NBA

NBA: Is Russell Westbrook the Problem with the Oklahoma City Thunder?

Russell Westbrook might be the reason the Oklahoma City Thunder can't win in the playoffs.

Russell Westbrook and the Oklahoma City Thunder found themselves on the losing end of another first-round playoff series in the 2019 NBA playoffs. Their series loss against the Portland Trail Blazers was the third straight one-and-done series for OKC. Now, there are a lot of questions as to whether Russell Westbrook can continue to be the franchise’s best player. He might be one of the most underrated players in NBA history, but some wonder if Oklahoma City should try to move on from the talented former MVP who is a triple-double machine and restart things with Paul George at the helm. With that in mind let’s explore if Russell Westbrook is the problem with the Oklahoma City Thunder.

Thunder playoff woes

Since Kevin Durant left for Golden State, Oklahoma City has looked overmatched in each of their playoff series losses. They lost in five games to the Houston Rockets in 2017, and they followed it up with a six-game loss to the Utah Jazz last season. This year things were supposed to be different, as the Thunder looked to be a legitimate threat to Golden State in the West.

However, Russell Westbrook’s antics towards Portland Trail Blazers All-Star guard Damian Lillard proved to be too much for the Thunder to handle. Lillard took all the trash talk personally, and he put Portland on his back in an easy five-game series win. The defining moment of the series was Lillard hitting a 37 foot 3-pointer in front of Paul George to win the series as time expired.

After Lillard made the shot, he waved goodbye to Oklahoma City and celebrated with his teammates in one of the coldest moments the league has ever seen. If Westbrook can’t get out of the first round next season, can you expected it to happen at all?

Shooting decline

Westbrook’s shooting has dramatically fallen off since his MVP season in 2016-17. He shot 42% from the field, 34% from behind the arc, and 84% at the free-throw line that year. Last season, his 3-point percentage dropped to roughly 30%, and his free-throw percentage dropped to 74%.

Westbrook suffered the biggest decline of all this season.
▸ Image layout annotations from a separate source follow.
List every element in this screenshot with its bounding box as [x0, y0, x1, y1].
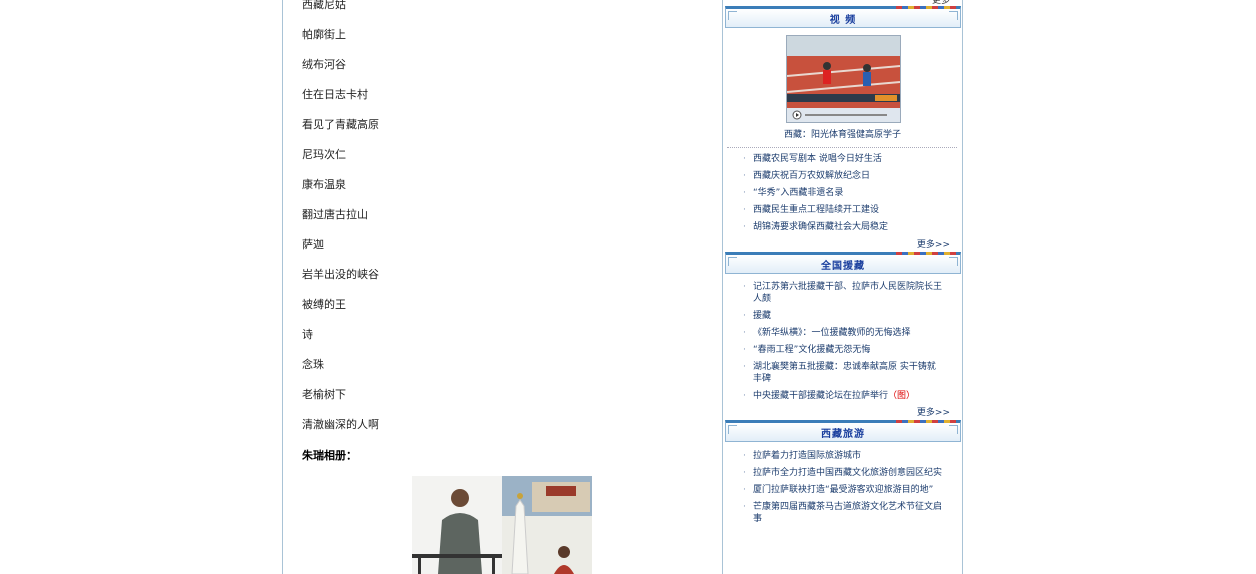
news-link[interactable]: “春雨工程”文化援藏无怨无悔 [743, 344, 943, 356]
poem-link[interactable]: 翻过唐古拉山 [302, 202, 379, 232]
header-stripe [896, 6, 956, 9]
poem-link[interactable]: 萨迦 [302, 232, 379, 262]
poem-link[interactable]: 被缚的王 [302, 292, 379, 322]
album-photo-potala[interactable] [502, 476, 592, 574]
poem-list: 西藏尼姑 帕廓街上 绒布河谷 住在日志卡村 看见了青藏高原 尼玛次仁 康布温泉 … [302, 0, 379, 442]
poem-link[interactable]: 岩羊出没的峡谷 [302, 262, 379, 292]
poem-link[interactable]: 诗 [302, 322, 379, 352]
poem-link[interactable]: 尼玛次仁 [302, 142, 379, 172]
travel-news-list: 拉萨着力打造国际旅游城市 拉萨市全力打造中国西藏文化旅游创意园区纪实 厦门拉萨联… [743, 450, 943, 530]
video-box-title: 视 频 [829, 15, 857, 26]
news-link[interactable]: 西藏农民写剧本 说唱今日好生活 [743, 153, 943, 165]
image-tag: （图） [888, 391, 916, 401]
aid-news-list: 记江苏第六批援藏干部、拉萨市人民医院院长王人颇 援藏 《新华纵横》：一位援藏教师… [743, 281, 943, 407]
poem-link[interactable]: 清澈幽深的人啊 [302, 412, 379, 442]
news-link[interactable]: 湖北襄樊第五批援藏：忠诚奉献高原 实干铸就丰碑 [743, 361, 943, 385]
poem-link[interactable]: 帕廓街上 [302, 22, 379, 52]
aid-box-header: 全国援藏 [725, 252, 961, 274]
news-link[interactable]: “华秀”入西藏非遗名录 [743, 187, 943, 199]
news-link[interactable]: 西藏民生重点工程陆续开工建设 [743, 204, 943, 216]
header-stripe [896, 252, 956, 255]
video-box-header: 视 频 [725, 6, 961, 28]
news-link[interactable]: 中央援藏干部援藏论坛在拉萨举行（图） [743, 390, 943, 402]
news-link[interactable]: 援藏 [743, 310, 943, 322]
video-caption[interactable]: 西藏：阳光体育强健高原学子 [723, 127, 962, 140]
video-more-link[interactable]: 更多>> [917, 237, 950, 250]
news-link[interactable]: 西藏庆祝百万农奴解放纪念日 [743, 170, 943, 182]
poem-link[interactable]: 西藏尼姑 [302, 0, 379, 22]
album-photo-portrait[interactable] [412, 476, 502, 574]
aid-more-link[interactable]: 更多>> [917, 405, 950, 418]
album-title: 朱瑞相册： [302, 449, 357, 462]
news-link[interactable]: 记江苏第六批援藏干部、拉萨市人民医院院长王人颇 [743, 281, 943, 305]
news-link[interactable]: 拉萨着力打造国际旅游城市 [743, 450, 943, 462]
sidebar: 更多 视 频 西藏：阳光体育强健高原学子 西藏农民写剧本 说唱今日好生活 西藏庆… [722, 0, 963, 574]
news-text: 援藏 [753, 311, 772, 321]
video-news-list: 西藏农民写剧本 说唱今日好生活 西藏庆祝百万农奴解放纪念日 “华秀”入西藏非遗名… [743, 153, 943, 238]
poem-link[interactable]: 念珠 [302, 352, 379, 382]
travel-box-header: 西藏旅游 [725, 420, 961, 442]
news-link[interactable]: 芒康第四届西藏茶马古道旅游文化艺术节征文启事 [743, 501, 943, 525]
poem-link[interactable]: 住在日志卡村 [302, 82, 379, 112]
poem-link[interactable]: 看见了青藏高原 [302, 112, 379, 142]
news-text: 记江苏第六批援藏干部、拉萨市人民医院院长王人颇 [753, 282, 943, 304]
news-text: 《新华纵横》：一位援藏教师的无悔选择 [753, 328, 911, 338]
video-thumbnail[interactable] [786, 35, 901, 123]
news-text: “春雨工程”文化援藏无怨无悔 [753, 345, 871, 355]
main-column: 西藏尼姑 帕廓街上 绒布河谷 住在日志卡村 看见了青藏高原 尼玛次仁 康布温泉 … [282, 0, 723, 574]
aid-box-title: 全国援藏 [821, 261, 865, 272]
poem-link[interactable]: 绒布河谷 [302, 52, 379, 82]
news-text: 湖北襄樊第五批援藏：忠诚奉献高原 实干铸就丰碑 [753, 362, 936, 384]
news-text: 中央援藏干部援藏论坛在拉萨举行 [753, 391, 889, 401]
news-link[interactable]: 厦门拉萨联袂打造“最受游客欢迎旅游目的地” [743, 484, 943, 496]
divider [727, 147, 957, 148]
news-link[interactable]: 拉萨市全力打造中国西藏文化旅游创意园区纪实 [743, 467, 943, 479]
header-stripe [896, 420, 956, 423]
news-link[interactable]: 《新华纵横》：一位援藏教师的无悔选择 [743, 327, 943, 339]
news-link[interactable]: 胡锦涛要求确保西藏社会大局稳定 [743, 221, 943, 233]
poem-link[interactable]: 康布温泉 [302, 172, 379, 202]
poem-link[interactable]: 老榆树下 [302, 382, 379, 412]
travel-box-title: 西藏旅游 [821, 429, 865, 440]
He shot just over 65% at the line and put up just 22.9 points per game, his lowest output since 2013-14. If he continues to decline shooting the ball (something he has vowed to work on this offseason), his efficiency will make him less than desirable on the trading block.

Massive contract

Russell Westbrook has four years remaining on his deal, and he will make at least a $38 million per season going forward. The final year of his contract when he is 33 years old will cost Oklahoma City $47 million. If his play keeps declining, he won’t be worth the money, but the Thunder might not be able to move him. Don’t expect many teams to look to make a deal for a player on a Supermax deal whose shooting has declined drastically in two seasons.

Coach Billy Donovan

Russell Westbrook might be the reason the Oklahoma City Thunder can't win in the playoffs.
Thunder coach Billy Donovan (right) isn’t the greatest tactician. | Adam Glanzman/Getty Images

Is Billy Donovan one of the other problems for Oklahoma City? Donovan was never viewed as an X’s & O’s strategist during his time at the University of Florida, and he has shown he easily can be outcoached in a playoff series. Yes, he took the Thunder to the Western Conference finals, but they had a 3-1 lead against Golden State, but they lost in seven games as Durant and Westbrook seemed to have no direction of how to do things on the offensive end of the floor.

Is Russell Westbrook is the problem with the Thunder?

After looking at everything regarding Oklahoma City Thunder superstar Russell Westbrook, we can say that he is a part of the problem for the team, but he isn’t the only one. A lack of talent at times and iffy coaching decisions don’t help the cause, but Westbrook’s overall decline is a culprit in the recent Thunder woes. Who do you expect to help Oklahoma City turn their playoff misfortune around?